In 1886, he travelled to Paris and enrolled at the Académie Julian, where he gained first prize in his year for design, and École des Beaux-Arts (1887–1890), where his masters included William-Adolphe Bouguereau and Jean-Léon Gérôme, both among the most famous artists of the time. While at the Beaux Arts, he was awarded a first prize for painting. He was greatly influenced by the fashionable school of en plein air Impressionism.

About the painting:The Ferry is the artist’s masterpiece. It was developed from rapid sketches that Fox painted outdoors at Trouville, a favourite beach resort in the north of France, and was completed in his Paris studio the following winter. Fox positions the viewer as if peering down to the elegant boating party and immerses us in a sumptuous, genteel world of vibrant colours, luscious fabric textures and warm summer atmosphere.

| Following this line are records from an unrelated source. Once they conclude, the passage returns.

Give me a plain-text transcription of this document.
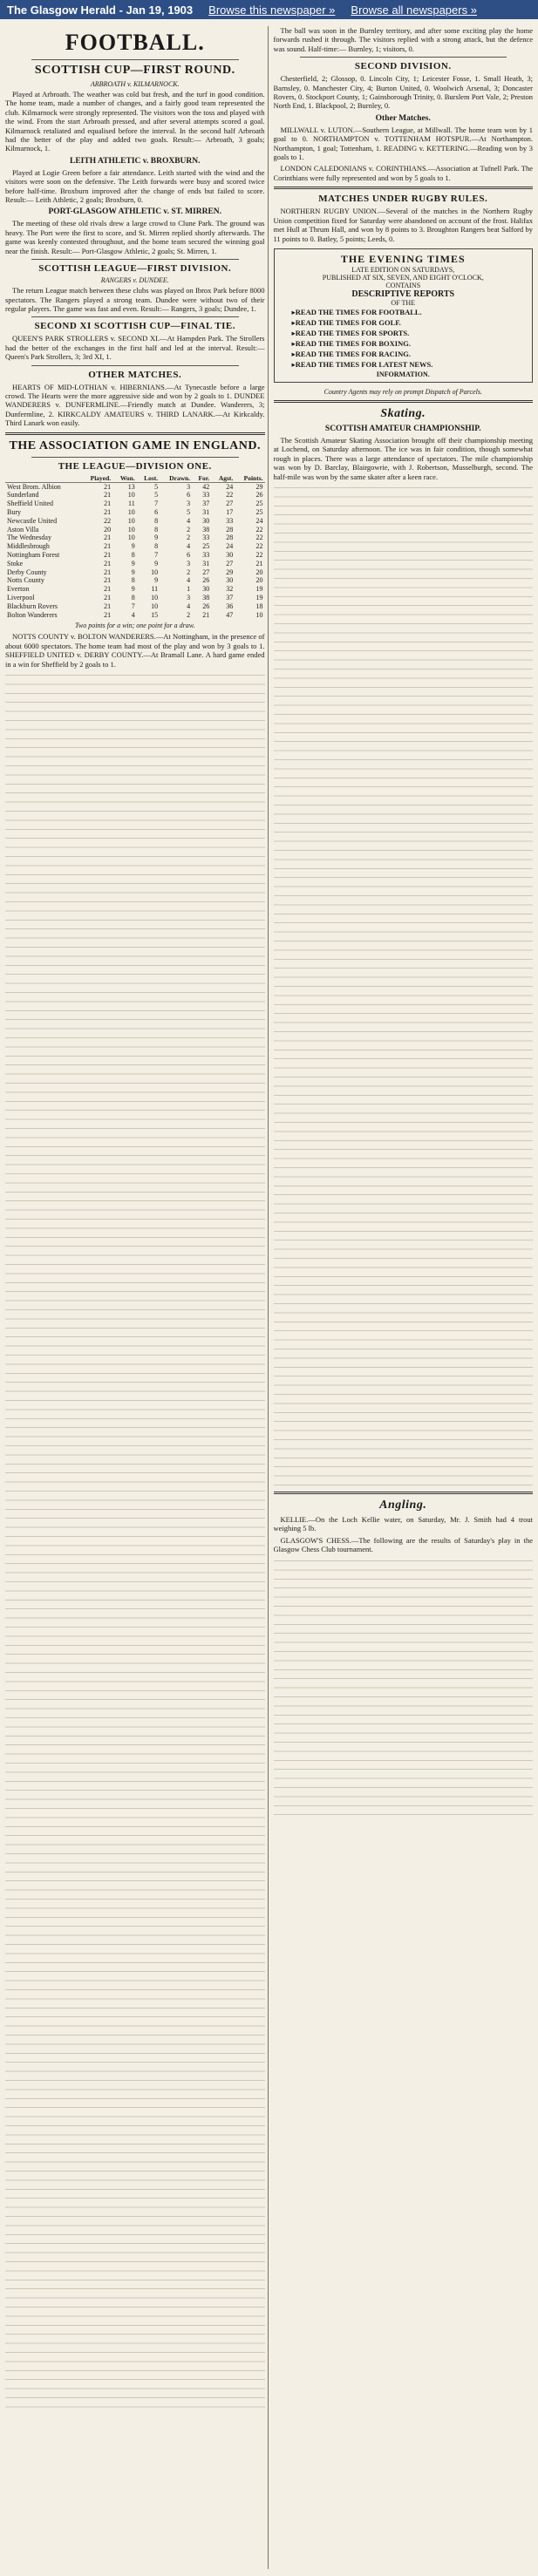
The Glasgow Herald - Jan 19, 1903 Browse this newspaper » Browse all newspapers »
FOOTBALL.
SCOTTISH CUP—FIRST ROUND.
ARBROATH v. KILMARNOCK.

Played at Arbroath. The weather was cold but fresh, and the turf in good condition. The home team, made a number of changes, and a fairly good team represented the club. Kilmarnock were strongly represented. The visitors won the toss and played with the wind. From the start Arbroath pressed, and after several attempts scored a goal. Kilmarnock retaliated and equalised before the interval. In the second half Arbroath had the better of the play and added two goals. Result:— Arbroath, 3 goals; Kilmarnock, 1.

LEITH ATHLETIC v. BROXBURN.

Played at Logie Green before a fair attendance. Leith started with the wind and the visitors were soon on the defensive. The Leith forwards were busy and scored twice before half-time. Broxburn improved after the change of ends but failed to score. Result:— Leith Athletic, 2 goals; Broxburn, 0.

PORT-GLASGOW ATHLETIC v. ST. MIRREN.

The meeting of these old rivals drew a large crowd to Clune Park. The ground was heavy. The Port were the first to score, and St. Mirren replied shortly afterwards. The game was keenly contested throughout, and the home team secured the winning goal near the finish. Result:— Port-Glasgow Athletic, 2 goals; St. Mirren, 1.

SCOTTISH LEAGUE—FIRST DIVISION.
RANGERS v. DUNDEE.

The return League match between these clubs was played on Ibrox Park before 8000 spectators. The Rangers played a strong team. Dundee were without two of their regular players. The game was fast and even. Result:— Rangers, 3 goals; Dundee, 1.

SECOND XI SCOTTISH CUP—FINAL TIE.

QUEEN'S PARK STROLLERS v. SECOND XI.—At Hampden Park. The Strollers had the better of the exchanges in the first half and led at the interval. Result:— Queen's Park Strollers, 3; 3rd XI, 1.

OTHER MATCHES.

HEARTS OF MID-LOTHIAN v. HIBERNIANS.—At Tynecastle before a large crowd. The Hearts were the more aggressive side and won by 2 goals to 1. DUNDEE WANDERERS v. DUNFERMLINE.—Friendly match at Dundee. Wanderers, 3; Dunfermline, 2. KIRKCALDY AMATEURS v. THIRD LANARK.—At Kirkcaldy. Third Lanark won easily.

THE ASSOCIATION GAME IN ENGLAND.
THE LEAGUE—DIVISION ONE.
	Played.	Won.	Lost.	Drawn.	For.	Agst.	Points.
West Brom. Albion	21	13	5	3	42	24	29
Sunderland	21	10	5	6	33	22	26
Sheffield United	21	11	7	3	37	27	25
Bury	21	10	6	5	31	17	25
Newcastle United	22	10	8	4	30	33	24
Aston Villa	20	10	8	2	38	28	22
The Wednesday	21	10	9	2	33	28	22
Middlesbrough	21	9	8	4	25	24	22
Nottingham Forest	21	8	7	6	33	30	22
Stoke	21	9	9	3	31	27	21
Derby County	21	9	10	2	27	29	20
Notts County	21	8	9	4	26	30	20
Everton	21	9	11	1	30	32	19
Liverpool	21	8	10	3	38	37	19
Blackburn Rovers	21	7	10	4	26	36	18
Bolton Wanderers	21	4	15	2	21	47	10
Two points for a win; one point for a draw.

NOTTS COUNTY v. BOLTON WANDERERS.—At Nottingham, in the presence of about 6000 spectators. The home team had most of the play and won by 3 goals to 1. SHEFFIELD UNITED v. DERBY COUNTY.—At Bramall Lane. A hard game ended in a win for Sheffield by 2 goals to 1.

The ball was soon in the Burnley territory, and after some exciting play the home forwards rushed it through. The visitors replied with a strong attack, but the defence was sound. Half-time:— Burnley, 1; visitors, 0.

SECOND DIVISION.

Chesterfield, 2; Glossop, 0. Lincoln City, 1; Leicester Fosse, 1. Small Heath, 3; Barnsley, 0. Manchester City, 4; Burton United, 0. Woolwich Arsenal, 3; Doncaster Rovers, 0. Stockport County, 1; Gainsborough Trinity, 0. Burslem Port Vale, 2; Preston North End, 1. Blackpool, 2; Burnley, 0.

Other Matches.

MILLWALL v. LUTON.—Southern League, at Millwall. The home team won by 1 goal to 0. NORTHAMPTON v. TOTTENHAM HOTSPUR.—At Northampton. Northampton, 1 goal; Tottenham, 1. READING v. KETTERING.—Reading won by 3 goals to 1.

LONDON CALEDONIANS v. CORINTHIANS.—Association at Tufnell Park. The Corinthians were fully represented and won by 5 goals to 1.

MATCHES UNDER RUGBY RULES.

NORTHERN RUGBY UNION.—Several of the matches in the Northern Rugby Union competition fixed for Saturday were abandoned on account of the frost. Halifax met Hull at Thrum Hall, and won by 8 points to 3. Broughton Rangers beat Salford by 11 points to 0. Batley, 5 points; Leeds, 0.

THE EVENING TIMES
LATE EDITION ON SATURDAYS,
PUBLISHED AT SIX, SEVEN, AND EIGHT O'CLOCK,
CONTAINS
DESCRIPTIVE REPORTS
OF THE
▸ READ THE TIMES FOR FOOTBALL.
▸ READ THE TIMES FOR GOLF.
▸ READ THE TIMES FOR SPORTS.
▸ READ THE TIMES FOR BOXING.
▸ READ THE TIMES FOR RACING.
▸ READ THE TIMES FOR LATEST NEWS.
INFORMATION.
Country Agents may rely on prompt Dispatch of Parcels.
Skating.
SCOTTISH AMATEUR CHAMPIONSHIP.

The Scottish Amateur Skating Association brought off their championship meeting at Lochend, on Saturday afternoon. The ice was in fair condition, though somewhat rough in places. There was a large attendance of spectators. The mile championship was won by D. Barclay, Blairgowrie, with J. Robertson, Musselburgh, second. The half-mile was won by the same skater after a keen race.

Angling.

KELLIE.—On the Loch Kellie water, on Saturday, Mr. J. Smith had 4 trout weighing 5 lb.

GLASGOW'S CHESS.—The following are the results of Saturday's play in the Glasgow Chess Club tournament.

Originally exhibited in Paris and London, The Ferry also influenced a younger generation of Australian modernist artists when it was exhibited in Sydney in 1913.

Sources:
[1] Original image from Google Art Project
[2] Artist description
[3] Painting description

Vintage Art Appreciation: Paris - The Flower Market on the Île de la Cité by Louis Marie de Schryver

The Flower Market on the Île de la Cité
by Louis Marie de Schryver (1862–1942)

About the artist: Louis Marie de Schryver was born in Paris on October 12, 1862. The son of a well-respected journalist, he was raised in the privileged upper class of French society.As a member of the upper class himself, de Schryver was no doubt innately familiar with the leisure activities of the fashionable women of Paris that would become his subject matter. Among the many changes to daily life in the waning years of the 19th century was the increasing visibility of women outside the home.

About the painting: Both the chic women strolling the boulevards to show off their modish new dresses and hats and the young women selling flowers and staffing the cafés and boutiques in the fashionable areas of town were taking advantage of new freedoms that would not have been available to them even a generation before.

The profusion of different flowers on offer is complimented by the artist’s skillful rendering of the backlit pink parasol of the woman in the background and the play of light on the layered light-yellow ribbons on the hat of the woman in the foreground, as these elements echo the shape and color palette of the flowers themselves. The horse-drawn carriage passing in the background gives the painting a charmingly anecdotal, observed quality which is a hallmark of the artist’s best work.